Hamburg. Die Frau, die da ganz in Schwarz durchs Café rauscht, könnte auch als Catwoman durchgehen. Doch die Comicfigur haben schon andere verkörpert als Marie Bäumer. Sie indes ist nicht für einen Filmdreh in Hamburg, sondern um zu lehren. Eine herzliche Umarmung mit dem Fotografen – beide kennen sich von früheren Terminen – und eine kurze Begrüßung, dann entschwindet Marie Bäumer wieder in den unmittelbar angrenzenden Saal 1 der Schule für Schauspiel Hamburg (SFSH). Sie nimmt ihr Engagement als Gastdozentin der Filmklasse des diesjährigen Abschlussjahrgangs offensichtlich ernst.

In dem hell erleuchteten Raum mit den schwarzen Vorhängen und der schallisolierten Tür ist es hautnah zu spüren. Rap-Musik dröhnt aus den Boxen, Marie Bäumers Anweisungen an die Studenten sind dennoch nicht zu überhören: „Viel mehr Energie, Beine breit!“, ruft sie. „Das ist hier kein Pippi-Theater!“

Sie lässt die Studenten, weibliche und männliche, Kopfstand machen, demonstriert es selbst und fordert von Schauspielschüler Marcel „Vokale, Vokale!“ Der stöhnt und wälzt sich auf dem Boden, als wäre er auf Entzug. „Es muss nicht immer Ekel sein“, mahnt Marie. Immer wieder greift sie korrigierend ein, als sich die Schüler zu zweit gegenüberstehen, um Abschiedsszenen zu spielen. Die wichtigste Regel: „Lasst die Augen auf!“ Die schlanke 44-Jährige wandelt durch den Raum, zappelt dann sogar selbst auf dem schwarzen Boden und rekelt sich – katzengleich –, um ihre Anweisungen spielerisch zu betonen. „Energie halten, nicht aussteigen!“, ruft die Dozentin.

Kein Zweifel, Schauspiel ist Körperarbeit. „Und Filmschauspiel eben auch“, sagt Marie Bäumer in der Pause im Café. Es reiche nicht, dass man denkt: „Da kommt jetzt die Kamera, macht ein Close-up, und dann muss nur noch der Kopf spielen.“ Wie gucken die Schüler, wie bewegen sie sich und atmen sie mit dem Körper, das ist Marie Bäumer wichtig. Und der Kopfstand? Das entlaste das Becken und die Beine wie sonst nie, meint Marie Bäumer. „Es ist sehr gesund, die Welt ab zu mal von der anderen Perspektive aus zu betrachten!“ Und so gewinnen alle Vertrauen.

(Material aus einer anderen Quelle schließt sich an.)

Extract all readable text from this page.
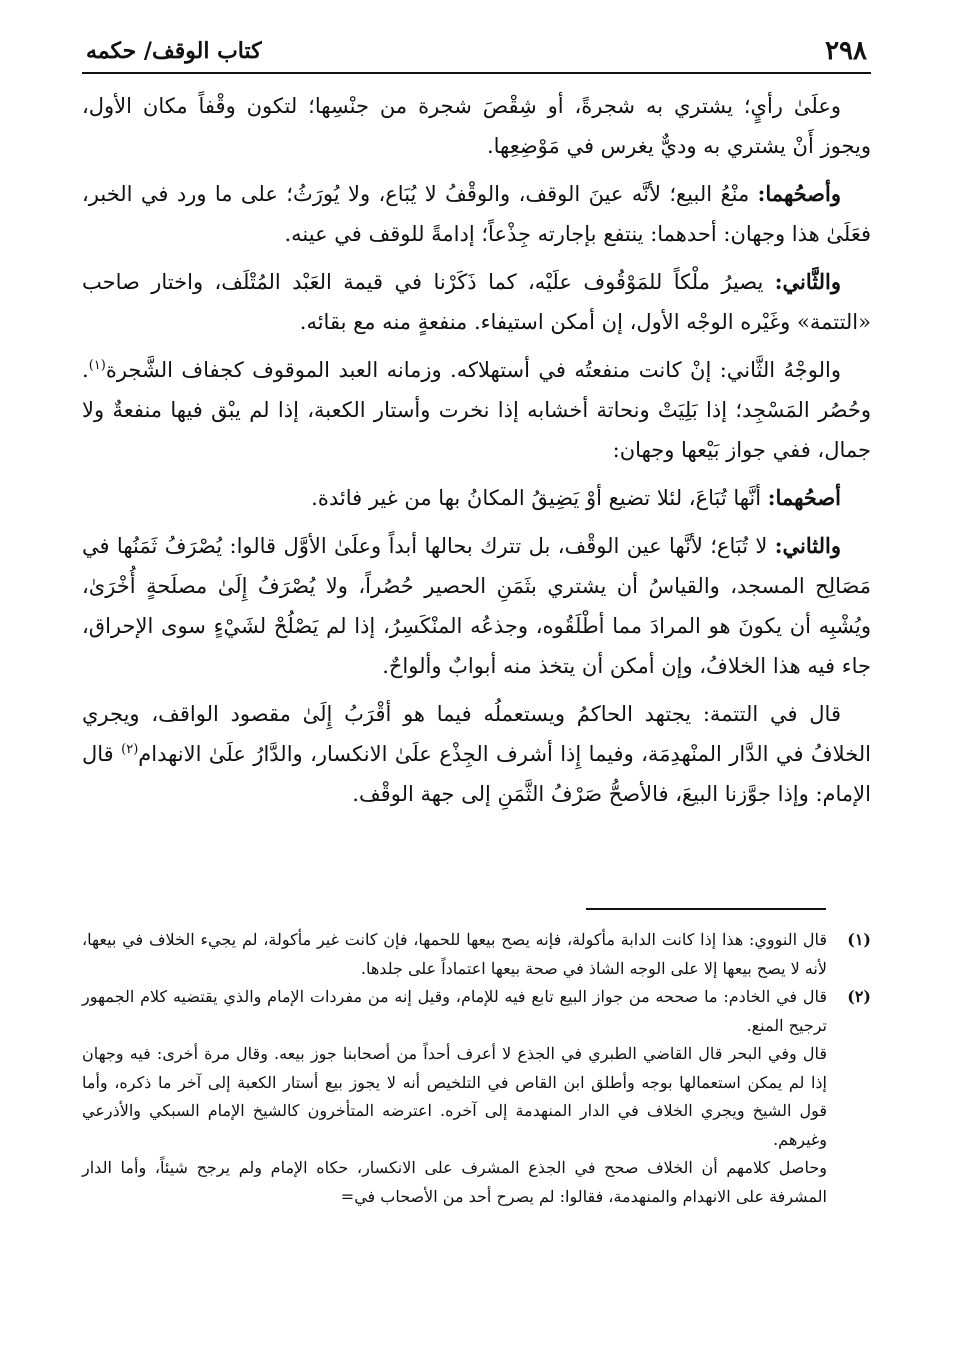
٢٩٨
كتاب الوقف/ حكمه

وعلَىٰ رأيٍ؛ يشتري به شجرةً، أو شِقْصَ شجرة من جنْسِها؛ لتكون وقْفاً مكان الأول، ويجوز أَنْ يشتري به وديٌّ يغرس في مَوْضِعِها.

وأصحُهما: منْعُ البيع؛ لأنَّه عينَ الوقف، والوقْفُ لا يُبَاع، ولا يُورَثُ؛ على ما ورد في الخبر، فعَلَىٰ هذا وجهان: أحدهما: ينتفع بإجارته جِذْعاً؛ إدامةً للوقف في عينه.

والثَّاني: يصيرُ ملْكاً للمَوْقُوف علَيْه، كما ذَكَرْنا في قيمة العَبْد المُتْلَف، واختار صاحب «التتمة» وغَيْره الوجْه الأول، إن أمكن استيفاء. منفعةٍ منه مع بقائه.

والوجْهُ الثَّاني: إنْ كانت منفعتُه في أستهلاكه. وزمانه العبد الموقوف كجفاف الشَّجرة$^{(١)}$. وحُصُر المَسْجِد؛ إذا بَلِيَتْ ونحاتة أخشابه إذا نخرت وأستار الكعبة، إذا لم يبْق فيها منفعةٌ ولا جمال، ففي جواز بَيْعها وجهان:

أصحُهما: أنَّها تُبَاعَ، لئلا تضيع أوْ يَضِيقُ المكانُ بها من غير فائدة.

والثاني: لا تُبَاع؛ لأنَّها عين الوقْف، بل تترك بحالها أبداً وعلَىٰ الأوَّل قالوا: يُصْرَفُ ثَمَنُها في مَصَالِح المسجد، والقياسُ أن يشتري بثَمَنِ الحصير حُصُراً، ولا يُصْرَفُ إِلَىٰ مصلَحةٍ أُخْرَىٰ، ويُشْبِه أن يكونَ هو المرادَ مما أطْلَقُوه، وجذعُه المنْكَسِرُ، إذا لم يَصْلُحْ لشَيْءٍ سوى الإحراق، جاء فيه هذا الخلافُ، وإن أمكن أن يتخذ منه أبوابٌ وألواحٌ.

قال في التتمة: يجتهد الحاكمُ ويستعملُه فيما هو أقْرَبُ إِلَىٰ مقصود الواقف، ويجري الخلافُ في الدَّار المنْهدِمَة، وفيما إِذا أشرف الجِذْع علَىٰ الانكسار، والدَّارُ علَىٰ الانهدام$^{(٢)}$ قال الإمام: وإذا جوَّزنا البيعَ، فالأصحُّ صَرْفُ الثَّمَنِ إلى جهة الوقْف.

(١)
قال النووي: هذا إذا كانت الدابة مأكولة، فإنه يصح بيعها للحمها، فإن كانت غير مأكولة، لم يجيء الخلاف في بيعها، لأنه لا يصح بيعها إلا على الوجه الشاذ في صحة بيعها اعتماداً على جلدها.
(٢)
قال في الخادم: ما صححه من جواز البيع تابع فيه للإمام، وقيل إنه من مفردات الإمام والذي يقتضيه كلام الجمهور ترجيح المنع.
قال وفي البحر قال القاضي الطبري في الجذع لا أعرف أحداً من أصحابنا جوز بيعه. وقال مرة أخرى: فيه وجهان إذا لم يمكن استعمالها بوجه وأطلق ابن القاص في التلخيص أنه لا يجوز بيع أستار الكعبة إلى آخر ما ذكره، وأما قول الشيخ ويجري الخلاف في الدار المنهدمة إلى آخره. اعترضه المتأخرون كالشيخ الإمام السبكي والأذرعي وغيرهم.
وحاصل كلامهم أن الخلاف صحح في الجذع المشرف على الانكسار، حكاه الإمام ولم يرجح شيئاً، وأما الدار المشرفة على الانهدام والمنهدمة، فقالوا: لم يصرح أحد من الأصحاب في=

Die Schüler genießen das Privileg, eine Woche lang in einem Workshop mit Marie Bäumer zu arbeiten. Sie ist noch immer eine der gefragtesten deutschen Filmschauspielerinnen, schon vor 20 Jahren galt sie als neue Romy Schneider. Mitte der 90er-Jahre war sie in Detlev Bucks Komödie „Männerpension“ groß herausgekommen, Anfang dieses Jahrtausends spielte sie Uschi in der Karl-May-Parodie „Der Schuh des Manitu“ vor fast zwölf Millionen Kinozuschauern. Heute gestaltet die gebürtige Düsseldorferin ihr Leben vom Süden Frankreichs aus. Seit einigen Jahren lebt sie in der Nähe von Avignon in der Provence. Ihre familiären und beruflichen Wurzeln indes liegen in Hamburg. Hier ist sie aufgewachsen, hier hat sie das Gymnasium Blankenese und in der Oberstufe die Waldorfschule besucht. Aus Verbundenheit kehrt Marie Bäumer regelmäßig einmal pro Jahr als Gastdozentin an ihre erste Ausbildungsstätte SFSH an der Oelkersallee 33 zurück, ob der Adresse auch als Studio O33 bekannt.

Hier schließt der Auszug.